What that means is that the 400 smaller stocks within the S&P 500 have done better on average than the 100 leading companies. That might seem counterintuitive, but it's consistent with studies of small-cap and mid-cap stocks that don't even qualify for membership in the S&P 500. What the results appear to prove is that once companies reach a certain size, it becomes much harder for them to grow further, leading to subdued returns compared to smaller companies with more room left to grow.

How to take advantage
So if you think this strategy is likely to work in the future, what's the best way to implement it? There are a couple of ways involving exchange-traded funds that can help you exploit this tendency if it continues into the future. One is to use equal-weighted index ETFs that own S&P 500 stocks. The Guggenheim S&P 500 Equal-Weight ETF (RSP 0.04%) owns every S&P 500 stock just like a regular S&P-tracking ETF. But as its name suggests, rather than owning those stocks in proportion to their market capitalizations, the Guggenheim ETF simply buys equal amounts of all 500 stocks. Because the ETF owns proportionally more of the smaller stocks in the S&P 500 than SPDR S&P 500 ETF (SPY 0.02%) or similar index funds, it has outperformed market-cap-weighted S&P ETFs by almost two percentage points annually over the past decade.
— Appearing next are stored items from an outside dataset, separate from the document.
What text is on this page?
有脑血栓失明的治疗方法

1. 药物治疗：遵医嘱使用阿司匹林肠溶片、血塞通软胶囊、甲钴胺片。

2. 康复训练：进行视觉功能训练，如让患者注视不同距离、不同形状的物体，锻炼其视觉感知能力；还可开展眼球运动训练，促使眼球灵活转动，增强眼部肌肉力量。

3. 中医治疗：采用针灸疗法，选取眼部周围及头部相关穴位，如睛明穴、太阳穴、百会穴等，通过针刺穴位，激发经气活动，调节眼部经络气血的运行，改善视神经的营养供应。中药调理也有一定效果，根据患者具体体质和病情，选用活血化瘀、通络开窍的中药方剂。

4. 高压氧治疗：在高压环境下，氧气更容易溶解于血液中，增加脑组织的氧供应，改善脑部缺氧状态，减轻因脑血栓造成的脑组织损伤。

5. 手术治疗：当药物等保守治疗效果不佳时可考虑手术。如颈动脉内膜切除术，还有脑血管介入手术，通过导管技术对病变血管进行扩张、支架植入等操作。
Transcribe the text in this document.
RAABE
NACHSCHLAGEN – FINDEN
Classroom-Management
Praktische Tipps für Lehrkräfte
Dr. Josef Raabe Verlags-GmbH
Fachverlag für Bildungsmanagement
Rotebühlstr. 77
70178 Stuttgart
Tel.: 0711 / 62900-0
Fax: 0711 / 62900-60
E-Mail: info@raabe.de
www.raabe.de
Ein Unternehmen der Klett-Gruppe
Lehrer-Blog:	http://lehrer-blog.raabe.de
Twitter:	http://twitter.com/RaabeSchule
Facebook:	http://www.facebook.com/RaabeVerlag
The other way you can take advantage of better performance from smaller stocks is to ignore the large-cap S&P 500 entirely and focus on small- and mid-cap stocks. For instance, the SPDR S&P Midcap 400 ETF (MDY -0.32%) owns the 400 stocks in the S&P's mid-cap stock benchmark, and it too has beaten the S&P by about two percentage points annually.

It's important to keep in mind that over shorter periods of time, the biggest megacap stocks have sometimes outperformed their smaller counterparts. So don't expect this strategy always to work over the course of a few months or even a year or two. But for long-term investors, using a strategy that emphasizes lesser-known companies can pay off in better returns.